Der akademische Streit endete im Nirwana. Die Gründe der Erfolglosigkeit wurden bis heute nicht erforscht, Deutschland versank im Wirtschaftswunder und hat bis heute alle Kultur in den Mülleimer gekehrt.
Kultur ist Verstehen der eigenen Persönlichkeit und der Welt. Verstehen heißt weder Verändern noch Domestizieren. Aber es hilft beim Verändern, wenn man unter unbekannten Erfahrungen leidet.
Verstehen gilt heute nichts mehr. Die Heroen der Gegenwart wollen nicht verstehen, sondern durch Fortschritt verändern.
Thrasymachos „erklärte das Gerechte für den Vorteil des Stärkeren und zwar will er das zunächst so verstanden wissen, dass jede Regierung … die Gesetze auf den Vorteil der herrschenden Klasse zuschneidet. Jeder Mann, der zu Großem fähig sei, müsse auch mehr Vorteile haben und diese „im Widerspruch zum Recht“ anwenden. Ja, das Leben des Ungerechten sei besser als das des Gerechten, die „vollendete Ungerechtigkeit“ sei nützlicher als die vollendete Gerechtigkeit, die traditionelle Gerechtigkeit sei nichts als „anständige Einfalt“, die Ungerechtigkeit aber sei „Wohlberatenheit.“ Die Stärkeren seien fähig, Unrecht im großen Stil zu begehen und Städte und Völker zu unterwerfen. Thrasymachos geht aus von der Politik und gelangt wie diese zur allgemeinen Folgerung, dass das Leben des Ungerechten dem des Gerechten vorzuziehen sei.“ (Nestle)
Und doch gibt es einen Unterschied zwischen Thrasymachos und Trump. Die Gleichgültigkeit der antiken Götter gegenüber dem Treiben führte zum antiken Atheismus.

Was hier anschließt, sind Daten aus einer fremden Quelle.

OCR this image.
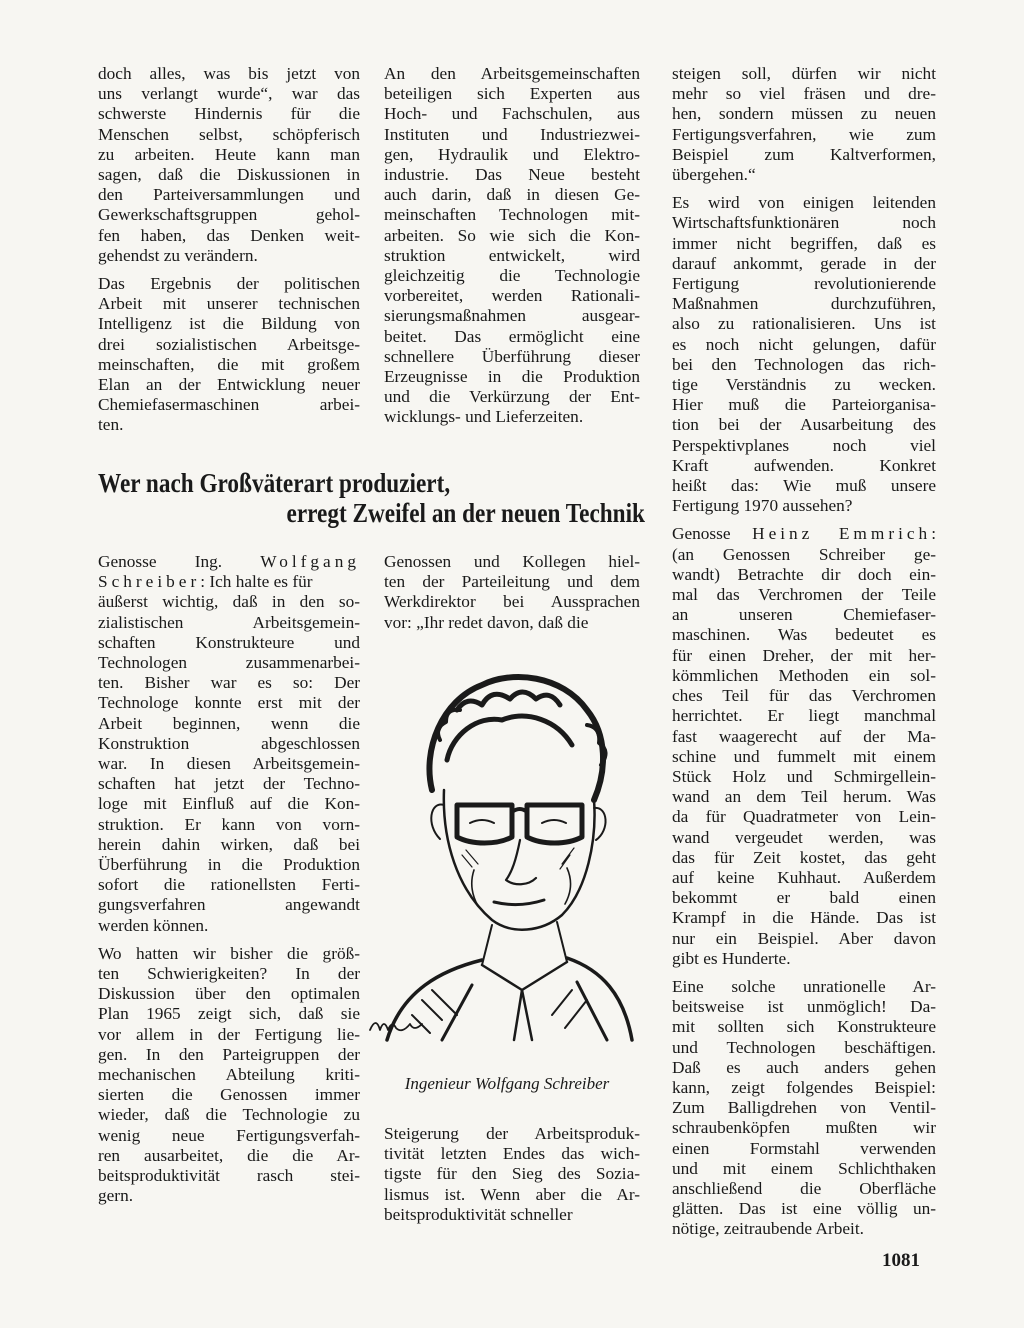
doch alles, was bis jetzt von
uns verlangt wurde“, war das
schwerste Hindernis für die
Menschen selbst, schöpferisch
zu arbeiten. Heute kann man
sagen, daß die Diskussionen in
den Parteiversammlungen und
Gewerkschaftsgruppen gehol-
fen haben, das Denken weit-
gehendst zu verändern.

Das Ergebnis der politischen
Arbeit mit unserer technischen
Intelligenz ist die Bildung von
drei sozialistischen Arbeitsge-
meinschaften, die mit großem
Elan an der Entwicklung neuer
Chemiefasermaschinen arbei-
ten.

An den Arbeitsgemeinschaften
beteiligen sich Experten aus
Hoch- und Fachschulen, aus
Instituten und Industriezwei-
gen, Hydraulik und Elektro-
industrie. Das Neue besteht
auch darin, daß in diesen Ge-
meinschaften Technologen mit-
arbeiten. So wie sich die Kon-
struktion entwickelt, wird
gleichzeitig die Technologie
vorbereitet, werden Rationali-
sierungsmaßnahmen ausgear-
beitet. Das ermöglicht eine
schnellere Überführung dieser
Erzeugnisse in die Produktion
und die Verkürzung der Ent-
wicklungs- und Lieferzeiten.

steigen soll, dürfen wir nicht
mehr so viel fräsen und dre-
hen, sondern müssen zu neuen
Fertigungsverfahren, wie zum
Beispiel zum Kaltverformen,
übergehen.“

Es wird von einigen leitenden
Wirtschaftsfunktionären noch
immer nicht begriffen, daß es
darauf ankommt, gerade in der
Fertigung revolutionierende
Maßnahmen durchzuführen,
also zu rationalisieren. Uns ist
es noch nicht gelungen, dafür
bei den Technologen das rich-
tige Verständnis zu wecken.
Hier muß die Parteiorganisa-
tion bei der Ausarbeitung des
Perspektivplanes noch viel
Kraft aufwenden. Konkret
heißt das: Wie muß unsere
Fertigung 1970 aussehen?

Genosse Heinz Emmrich:
(an Genossen Schreiber ge-
wandt) Betrachte dir doch ein-
mal das Verchromen der Teile
an unseren Chemiefaser-
maschinen. Was bedeutet es
für einen Dreher, der mit her-
kömmlichen Methoden ein sol-
ches Teil für das Verchromen
herrichtet. Er liegt manchmal
fast waagerecht auf der Ma-
schine und fummelt mit einem
Stück Holz und Schmirgellein-
wand an dem Teil herum. Was
da für Quadratmeter von Lein-
wand vergeudet werden, was
das für Zeit kostet, das geht
auf keine Kuhhaut. Außerdem
bekommt er bald einen
Krampf in die Hände. Das ist
nur ein Beispiel. Aber davon
gibt es Hunderte.

Eine solche unrationelle Ar-
beitsweise ist unmöglich! Da-
mit sollten sich Konstrukteure
und Technologen beschäftigen.
Daß es auch anders gehen
kann, zeigt folgendes Beispiel:
Zum Balligdrehen von Ventil-
schraubenköpfen mußten wir
einen Formstahl verwenden
und mit einem Schlichthaken
anschließend die Oberfläche
glätten. Das ist eine völlig un-
nötige, zeitraubende Arbeit.

Wer nach Großväterart produziert,
erregt Zweifel an der neuen Technik

Genosse Ing. Wolfgang
Schreiber: Ich halte es für
äußerst wichtig, daß in den so-
zialistischen Arbeitsgemein-
schaften Konstrukteure und
Technologen zusammenarbei-
ten. Bisher war es so: Der
Technologe konnte erst mit der
Arbeit beginnen, wenn die
Konstruktion abgeschlossen
war. In diesen Arbeitsgemein-
schaften hat jetzt der Techno-
loge mit Einfluß auf die Kon-
struktion. Er kann von vorn-
herein dahin wirken, daß bei
Überführung in die Produktion
sofort die rationellsten Ferti-
gungsverfahren angewandt
werden können.

Wo hatten wir bisher die größ-
ten Schwierigkeiten? In der
Diskussion über den optimalen
Plan 1965 zeigt sich, daß sie
vor allem in der Fertigung lie-
gen. In den Parteigruppen der
mechanischen Abteilung kriti-
sierten die Genossen immer
wieder, daß die Technologie zu
wenig neue Fertigungsverfah-
ren ausarbeitet, die die Ar-
beitsproduktivität rasch stei-
gern.

Genossen und Kollegen hiel-
ten der Parteileitung und dem
Werkdirektor bei Aussprachen
vor: „Ihr redet davon, daß die

Ingenieur Wolfgang Schreiber

Steigerung der Arbeitsproduk-
tivität letzten Endes das wich-
tigste für den Sieg des Sozia-
lismus ist. Wenn aber die Ar-
beitsproduktivität schneller

1081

Die modernen Übermenschen aber sind, wie Trump, keine Gottlosen, im Gegenteil. Sie fühlen ihre Machtergreifungen zumeist unterstützt von ihrem christlichen Gott. Die Auserwählung der Wenigen ist heute kein frommes Ereignis mehr, sondern ein ökonomisches. Früher wählte Gott die Seinen durch deren Frömmigkeit aus, heute durch deren ökonomische Erfolge. Man könnte sagen, Kapitalismus sei die Übertragung vorbildlicher Frömmigkeit in vorbildliche Geld- und Machtgier.
So weit haben wir’s heute gebracht, keinen Millimeter weiter.
Das soll der riesige Fortschritt sein, den die Menschheit hinter sich gebracht hat?
Mager!
Der technische Fortschritt ist nur das äußerliche Mittel, um den erwünschten Fortschritt zu materialisieren.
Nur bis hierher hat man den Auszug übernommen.